Musk has suggested that climate change is among the most urgent challenges facing mankind, one reason his company makes only zero-emission electric cars.
The president-elect, on the other hand, has used an excretory profanity to describe climate science and suggested that it is a creation of China to hurt U.S. business.
Which should make for an interesting meeting, if nothing else.
The meeting was reported by The Wall Street Journal (login required), which named executives from many prominent technology and software firms as attendees.
As well as Musk, they include the CEOs of Alphabet (formerly Google), Amazon, Apple, Cisco, IBM, Intel, Microsoft, and Oracle, and the chief operating officer of Facebook.
The president-elect's policies on energy and the environment are expected to be a sharp departure from those of his predecessor.
Trump has pledged to unlock and deregulate exploration for fossil fuels, assist in the construction of new oil refineries, and "bring back coal," among other promises.
He has named Oklahoma attorney general Scott Pruitt to head the Environmental Protection Agency, which Pruitt repeatedly sued to prevent it from enforcing its regulations.

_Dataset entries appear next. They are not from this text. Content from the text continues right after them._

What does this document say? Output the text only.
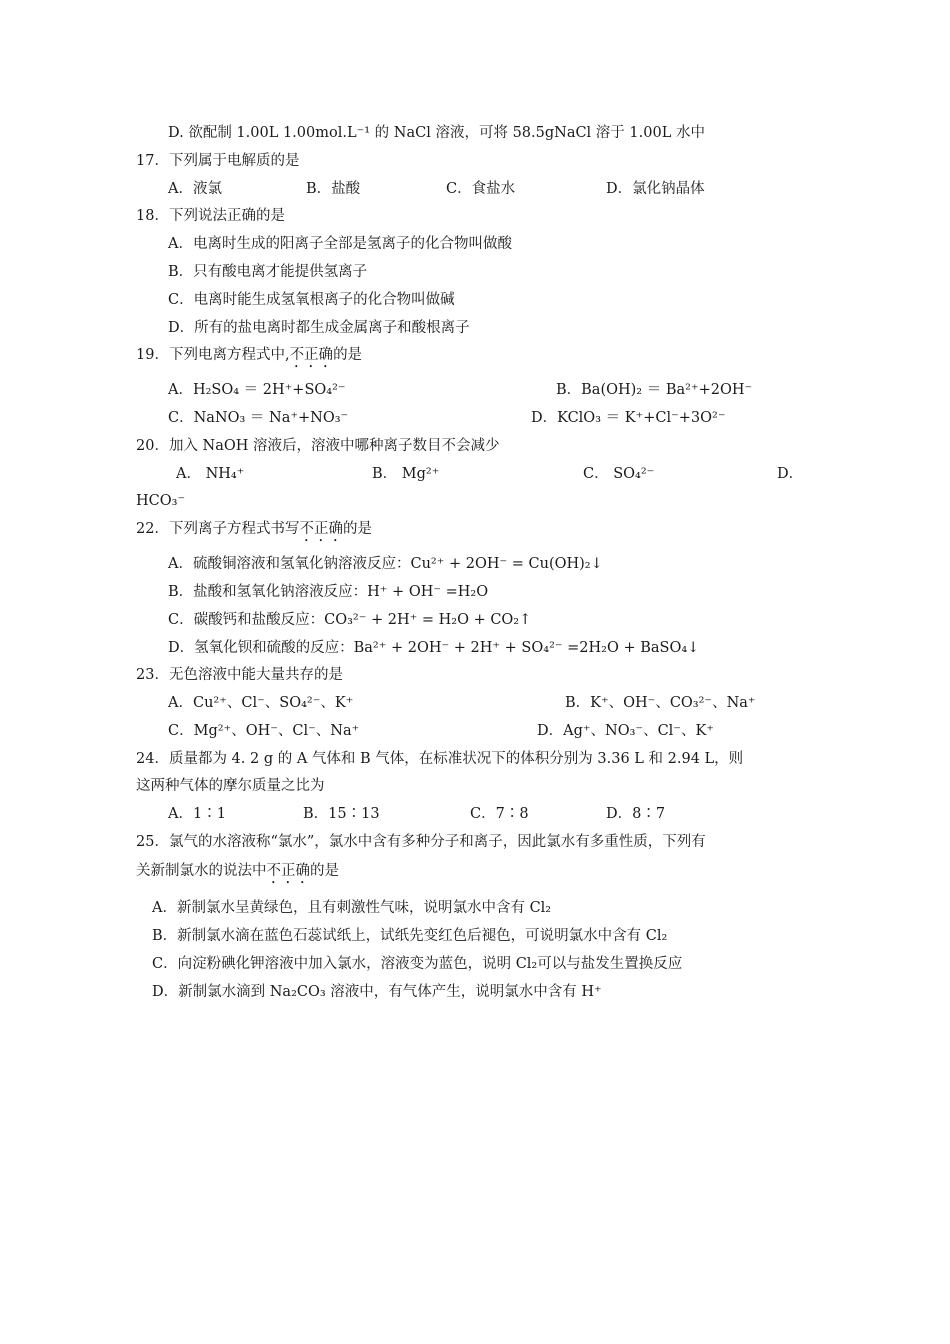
D. 欲配制 1.00L 1.00mol.L⁻¹ 的 NaCl 溶液，可将 58.5gNaCl 溶于 1.00L 水中
17．下列属于电解质的是
A．液氯	B．盐酸	C．食盐水	D．氯化钠晶体
18．下列说法正确的是
A．电离时生成的阳离子全部是氢离子的化合物叫做酸
B．只有酸电离才能提供氢离子
C．电离时能生成氢氧根离子的化合物叫做碱
D．所有的盐电离时都生成金属离子和酸根离子
19．下列电离方程式中,不正确的是
A．H₂SO₄ ＝ 2H⁺+SO₄²⁻	B．Ba(OH)₂ ＝ Ba²⁺+2OH⁻
C．NaNO₃ ＝ Na⁺+NO₃⁻	D．KClO₃ ＝ K⁺+Cl⁻+3O²⁻
20．加入 NaOH 溶液后，溶液中哪种离子数目不会减少
A． NH₄⁺	B． Mg²⁺	C． SO₄²⁻	D．
HCO₃⁻
22．下列离子方程式书写不正确的是
A．硫酸铜溶液和氢氧化钠溶液反应：Cu²⁺ + 2OH⁻ = Cu(OH)₂↓
B．盐酸和氢氧化钠溶液反应：H⁺ + OH⁻ =H₂O
C．碳酸钙和盐酸反应：CO₃²⁻ + 2H⁺ = H₂O + CO₂↑
D．氢氧化钡和硫酸的反应：Ba²⁺ + 2OH⁻ + 2H⁺ + SO₄²⁻ =2H₂O + BaSO₄↓
23．无色溶液中能大量共存的是
A．Cu²⁺、Cl⁻、SO₄²⁻、K⁺	B．K⁺、OH⁻、CO₃²⁻、Na⁺
C．Mg²⁺、OH⁻、Cl⁻、Na⁺	D．Ag⁺、NO₃⁻、Cl⁻、K⁺
24．质量都为 4. 2 g 的 A 气体和 B 气体，在标准状况下的体积分别为 3.36 L 和 2.94 L，则
这两种气体的摩尔质量之比为
A．1∶1	B．15∶13	C．7∶8	D．8∶7
25．氯气的水溶液称“氯水”，氯水中含有多种分子和离子，因此氯水有多重性质，下列有
关新制氯水的说法中不正确的是
A．新制氯水呈黄绿色，且有刺激性气味，说明氯水中含有 Cl₂
B．新制氯水滴在蓝色石蕊试纸上，试纸先变红色后褪色，可说明氯水中含有 Cl₂
C．向淀粉碘化钾溶液中加入氯水，溶液变为蓝色，说明 Cl₂可以与盐发生置换反应
D．新制氯水滴到 Na₂CO₃ 溶液中，有气体产生，说明氯水中含有 H⁺
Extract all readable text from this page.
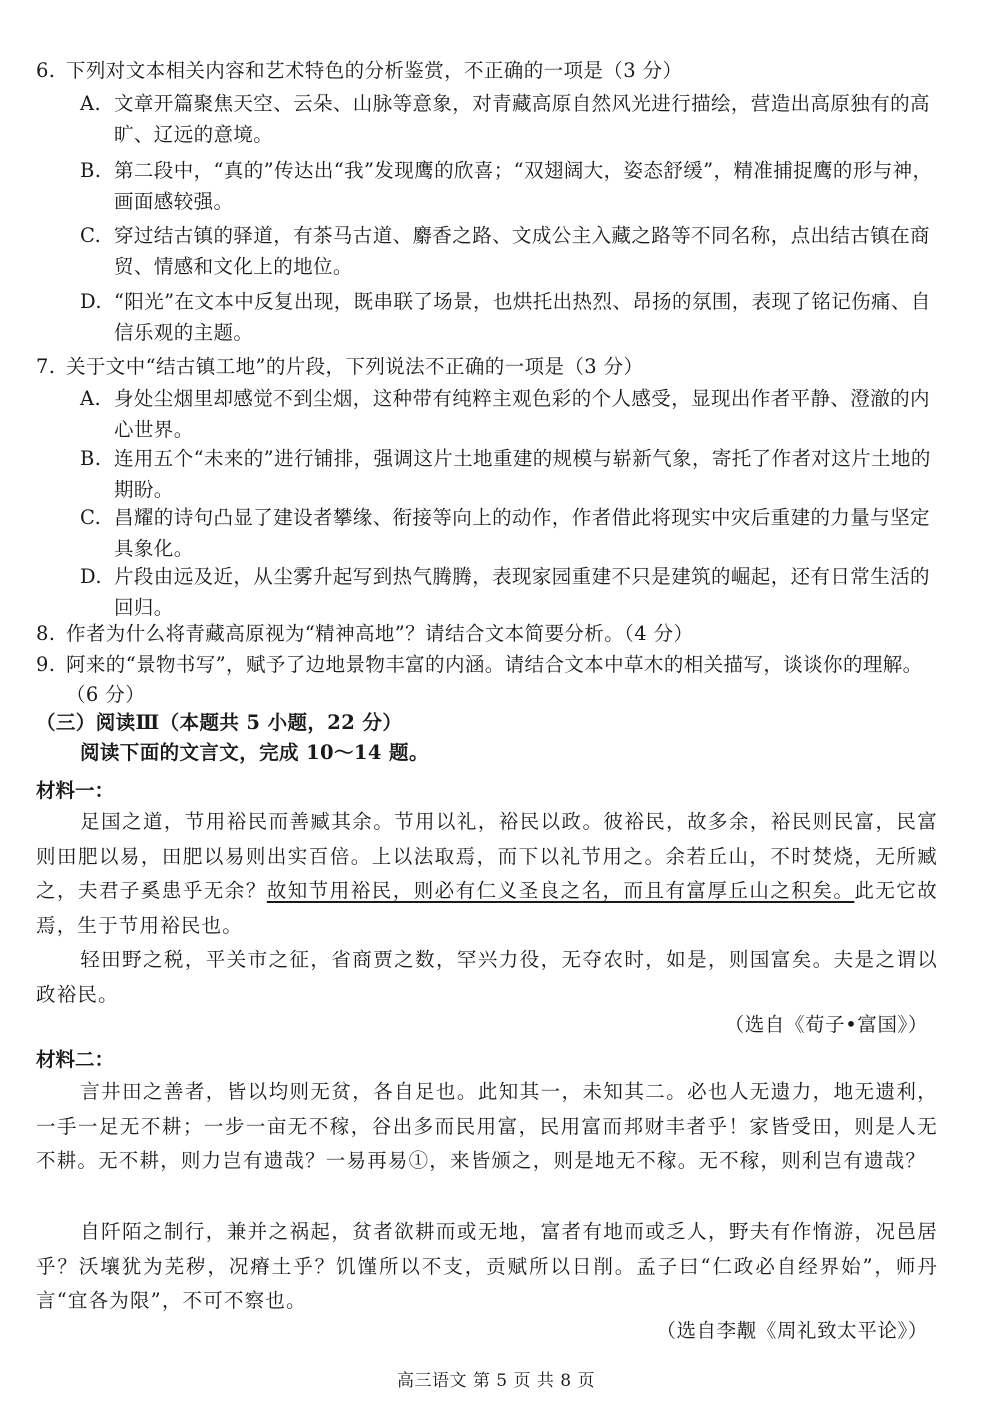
6. 下列对文本相关内容和艺术特色的分析鉴赏，不正确的一项是（3 分）
A. 文章开篇聚焦天空、云朵、山脉等意象，对青藏高原自然风光进行描绘，营造出高原独有的高旷、辽远的意境。
B. 第二段中，“真的”传达出“我”发现鹰的欣喜；“双翅阔大，姿态舒缓”，精准捕捉鹰的形与神，画面感较强。
C. 穿过结古镇的驿道，有茶马古道、麝香之路、文成公主入藏之路等不同名称，点出结古镇在商贸、情感和文化上的地位。
D. “阳光”在文本中反复出现，既串联了场景，也烘托出热烈、昂扬的氛围，表现了铭记伤痛、自信乐观的主题。
7. 关于文中“结古镇工地”的片段，下列说法不正确的一项是（3 分）
A. 身处尘烟里却感觉不到尘烟，这种带有纯粹主观色彩的个人感受，显现出作者平静、澄澈的内心世界。
B. 连用五个“未来的”进行铺排，强调这片土地重建的规模与崭新气象，寄托了作者对这片土地的期盼。
C. 昌耀的诗句凸显了建设者攀缘、衔接等向上的动作，作者借此将现实中灾后重建的力量与坚定具象化。
D. 片段由远及近，从尘雾升起写到热气腾腾，表现家园重建不只是建筑的崛起，还有日常生活的回归。
8. 作者为什么将青藏高原视为“精神高地”？请结合文本简要分析。（4 分）
9. 阿来的“景物书写”，赋予了边地景物丰富的内涵。请结合文本中草木的相关描写，谈谈你的理解。（6 分）
（三）阅读Ⅲ（本题共 5 小题，22 分）
阅读下面的文言文，完成 10～14 题。
材料一：
足国之道，节用裕民而善臧其余。节用以礼，裕民以政。彼裕民，故多余，裕民则民富，民富则田肥以易，田肥以易则出实百倍。上以法取焉，而下以礼节用之。余若丘山，不时焚烧，无所臧之，夫君子奚患乎无余？故知节用裕民，则必有仁义圣良之名，而且有富厚丘山之积矣。此无它故焉，生于节用裕民也。
轻田野之税，平关市之征，省商贾之数，罕兴力役，无夺农时，如是，则国富矣。夫是之谓以政裕民。
（选自《荀子•富国》）
材料二：
言井田之善者，皆以均则无贫，各自足也。此知其一，未知其二。必也人无遗力，地无遗利，一手一足无不耕；一步一亩无不稼，谷出多而民用富，民用富而邦财丰者乎！家皆受田，则是人无不耕。无不耕，则力岂有遗哉？一易再易①，来皆颁之，则是地无不稼。无不稼，则利岂有遗哉？
自阡陌之制行，兼并之祸起，贫者欲耕而或无地，富者有地而或乏人，野夫有作惰游，况邑居乎？沃壤犹为芜秽，况瘠土乎？饥馑所以不支，贡赋所以日削。孟子曰“仁政必自经界始”，师丹言“宜各为限”，不可不察也。
（选自李觏《周礼致太平论》）
高三语文 第 5 页 共 8 页
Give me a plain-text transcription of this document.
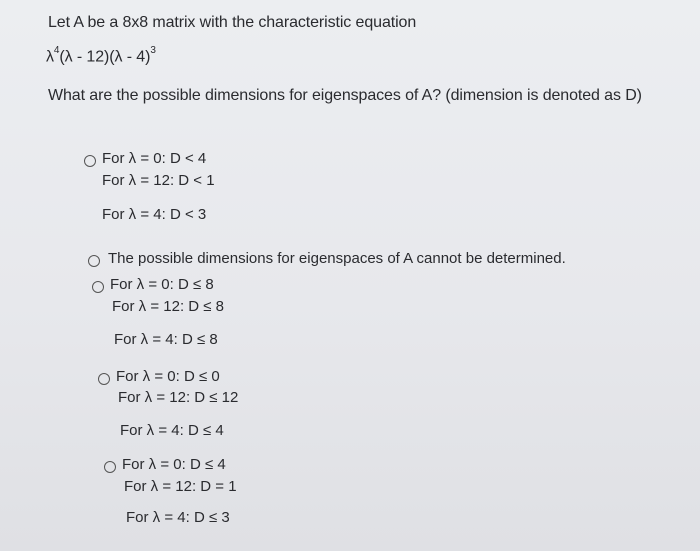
Let A be a 8x8 matrix with the characteristic equation
$\lambda^4(\lambda - 12)(\lambda - 4)^3$
What are the possible dimensions for eigenspaces of A? (dimension is denoted as D)
For λ = 0: D < 4
For λ = 12: D < 1
For λ = 4: D < 3
The possible dimensions for eigenspaces of A cannot be determined.
For λ = 0: D ≤ 8
For λ = 12: D ≤ 8
For λ = 4: D ≤ 8
For λ = 0: D ≤ 0
For λ = 12: D ≤ 12
For λ = 4: D ≤ 4
For λ = 0: D ≤ 4
For λ = 12: D = 1
For λ = 4: D ≤ 3
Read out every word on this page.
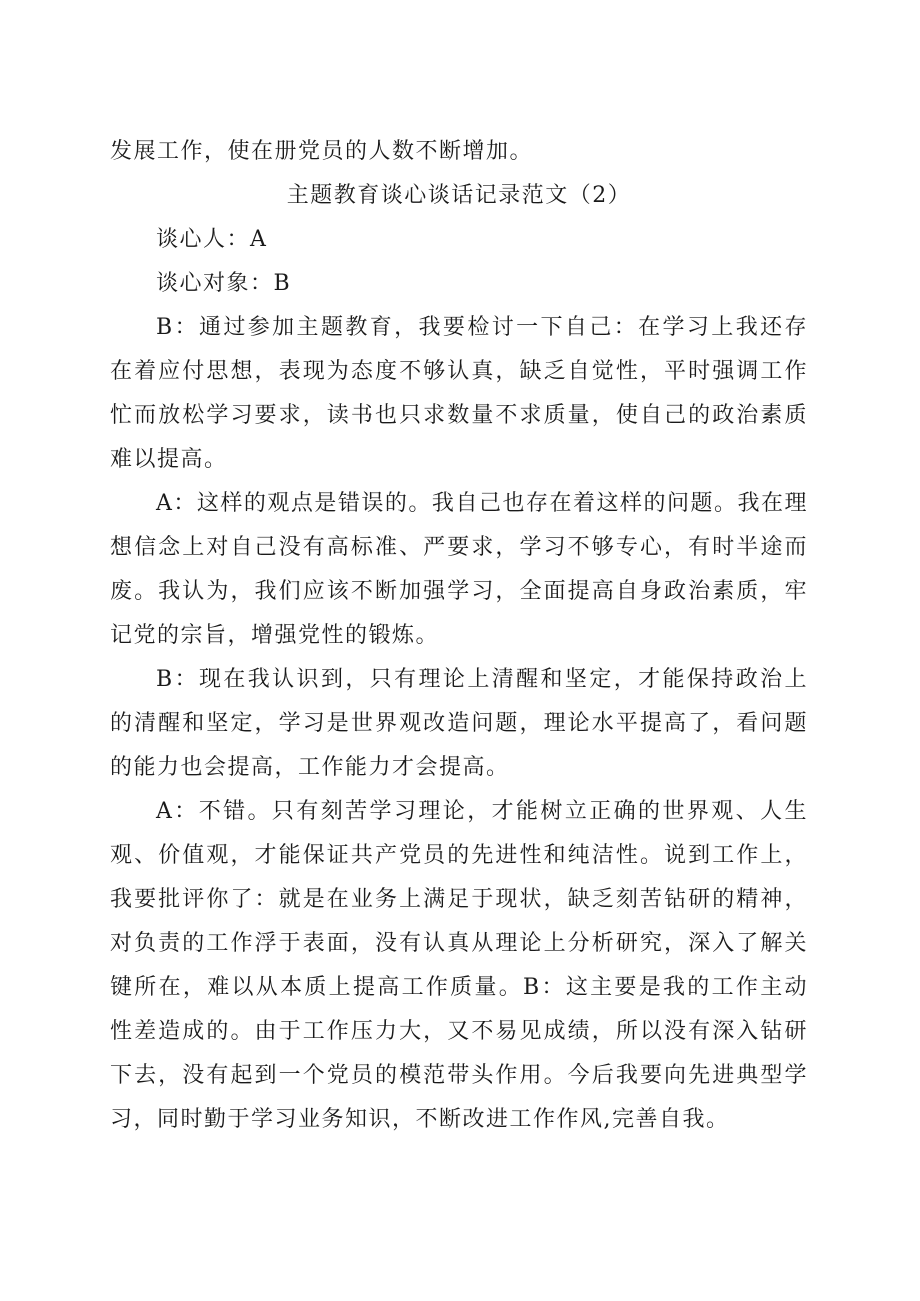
发展工作，使在册党员的人数不断增加。

主题教育谈心谈话记录范文（2）

谈心人：A

谈心对象：B

B：通过参加主题教育，我要检讨一下自己：在学习上我还存在着应付思想，表现为态度不够认真，缺乏自觉性，平时强调工作忙而放松学习要求，读书也只求数量不求质量，使自己的政治素质难以提高。

A：这样的观点是错误的。我自己也存在着这样的问题。我在理想信念上对自己没有高标准、严要求，学习不够专心，有时半途而废。我认为，我们应该不断加强学习，全面提高自身政治素质，牢记党的宗旨，增强党性的锻炼。

B：现在我认识到，只有理论上清醒和坚定，才能保持政治上的清醒和坚定，学习是世界观改造问题，理论水平提高了，看问题的能力也会提高，工作能力才会提高。

A：不错。只有刻苦学习理论，才能树立正确的世界观、人生观、价值观，才能保证共产党员的先进性和纯洁性。说到工作上，我要批评你了：就是在业务上满足于现状，缺乏刻苦钻研的精神，对负责的工作浮于表面，没有认真从理论上分析研究，深入了解关键所在，难以从本质上提高工作质量。B：这主要是我的工作主动性差造成的。由于工作压力大，又不易见成绩，所以没有深入钻研下去，没有起到一个党员的模范带头作用。今后我要向先进典型学习，同时勤于学习业务知识，不断改进工作作风,完善自我。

Texas governor Rick Perry, another fossil-fuel supporter, is Trump's candidate to lead the Department of Energy.
And Rex Tillerson, the CEO of ExxonMobil, has been tapped for secretary of state.
With the exception of noted Libertarian venture capitalist Peter Thiel, most technology executives did not back Trump in his successful quest for the presidency.
And virtually all those executives accept the scientific consensus that human activity has contributed to climate change.
No agenda for the meeting has been disclosed, according to the Journal, but one focus is expected to be how to keep jobs in the U.S.
While Tesla manufactures all its cars in California at present, Apple builds the bulk of its consumer-electronics devices in China.
Trump has suggested in the past that Apple should open a U.S. factory.
The report also suggests that the executives are concerned about restrictions on immigration, enforcement of anti-trust laws, and government demands for data on the users of their products and services.
Relatively little is known about Trump's specific positions on electric cars.
The sole specific reference appears to be one referring to "all this stuff that doesn't work" in response to a question on Fox News about government loans to Fisker Automotive.
That company declared bankruptcy, and the U.S. Department of Energy lost roughly $100 million of its low-interest loan to Fisker.
The remains of Fisker were later bought out of bankruptcy court by Chinese parts supplier Wanxiang, which is now attempting to resurrect the Fisker Karma as the Karma Revero.